For those in their late 30s and 40s, the lack of numerous senior roles in Singapore means finding a role that suits you can be a lengthy journey that takes 12 months or even 18-24 months.
There’s also the real risk of “last in, first out” when you do move to a new company. Retrenchments are still low overall but – if a recession does hit – cuts will inevitably happen, and newer hires are usually more vulnerable to being retrenched first.
Finally, employer leverage has shifted slightly. During the Great Resignation, companies were desperate to fill roles and often threw money at candidates.
Now, with lower turnover and a more cautious workforce, employers know they don’t need to fight as hard. That means fewer sign-on incentives, much slower processes and smaller increments.
While the Great Resignation encouraged a “You Only Live Once” (YOLO) moment, it worked for a brief while as employers chased talent and increments were generous.

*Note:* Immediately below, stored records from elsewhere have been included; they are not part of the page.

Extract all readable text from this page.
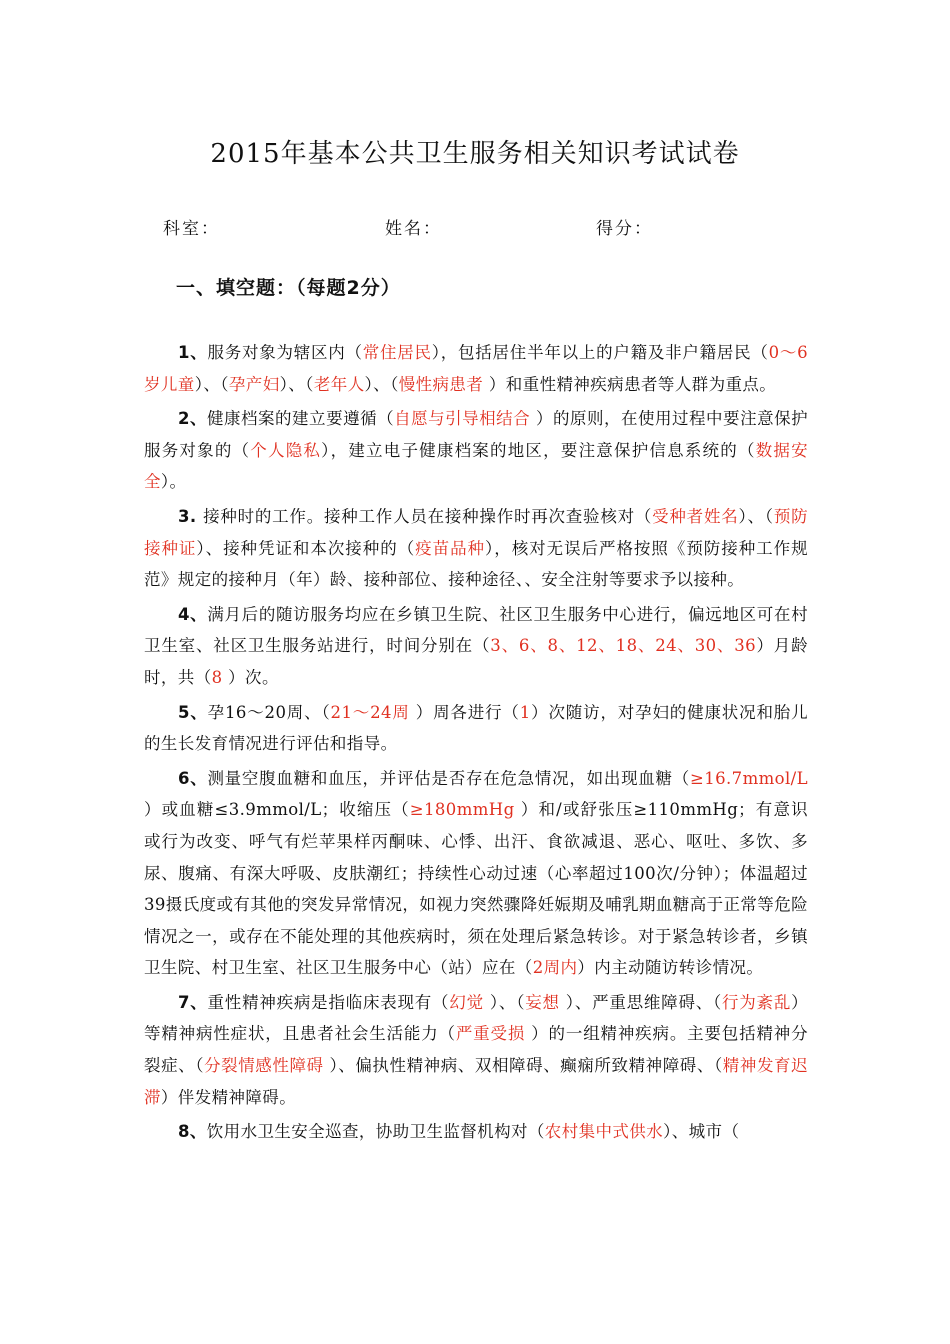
2015年基本公共卫生服务相关知识考试试卷
科室：	姓名：	得分：
一、填空题：（每题2分）

1、服务对象为辖区内（常住居民），包括居住半年以上的户籍及非户籍居民（0～6岁儿童）、（孕产妇）、（老年人）、（慢性病患者 ）和重性精神疾病患者等人群为重点。

2、健康档案的建立要遵循（自愿与引导相结合 ）的原则，在使用过程中要注意保护服务对象的（个人隐私），建立电子健康档案的地区，要注意保护信息系统的（数据安全）。

3. 接种时的工作。接种工作人员在接种操作时再次查验核对（受种者姓名）、（预防接种证）、接种凭证和本次接种的（疫苗品种），核对无误后严格按照《预防接种工作规范》规定的接种月（年）龄、接种部位、接种途径、、安全注射等要求予以接种。

4、满月后的随访服务均应在乡镇卫生院、社区卫生服务中心进行，偏远地区可在村卫生室、社区卫生服务站进行，时间分别在（3、6、8、12、18、24、30、36）月龄时，共（8 ）次。

5、孕16～20周、（21～24周 ）周各进行（1）次随访，对孕妇的健康状况和胎儿的生长发育情况进行评估和指导。

6、测量空腹血糖和血压，并评估是否存在危急情况，如出现血糖（≥16.7mmol/L ）或血糖≤3.9mmol/L；收缩压（≥180mmHg ）和/或舒张压≥110mmHg；有意识或行为改变、呼气有烂苹果样丙酮味、心悸、出汗、食欲减退、恶心、呕吐、多饮、多尿、腹痛、有深大呼吸、皮肤潮红；持续性心动过速（心率超过100次/分钟）；体温超过39摄氏度或有其他的突发异常情况，如视力突然骤降妊娠期及哺乳期血糖高于正常等危险情况之一，或存在不能处理的其他疾病时，须在处理后紧急转诊。对于紧急转诊者，乡镇卫生院、村卫生室、社区卫生服务中心（站）应在（2周内）内主动随访转诊情况。

7、重性精神疾病是指临床表现有（幻觉 ）、（妄想 ）、严重思维障碍、（行为紊乱）等精神病性症状，且患者社会生活能力（严重受损 ）的一组精神疾病。主要包括精神分裂症、（分裂情感性障碍 ）、偏执性精神病、双相障碍、癫痫所致精神障碍、（精神发育迟滞）伴发精神障碍。

8、饮用水卫生安全巡查，协助卫生监督机构对（农村集中式供水）、城市（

But Singapore in 2025, like much of the rest of the world, looks different in a post-pandemic reality – with low resignation rates, slower recruitment rates, and companies behaving more cautiously.
With extraordinary advancement of generative AI hanging over many professions, it’s also a time where individuals are reassessing their career paths in the next five to 10 years.
Job hugging doesn’t have to mean holding on for dear life. It can be a way of building something sturdier, more resilient giving us the opportunity to “reskill”.
But it will require us to get out there and network while also equipping ourselves with the necessary tools to thrive in an age where the ability to work productively with AI will likely become the norm.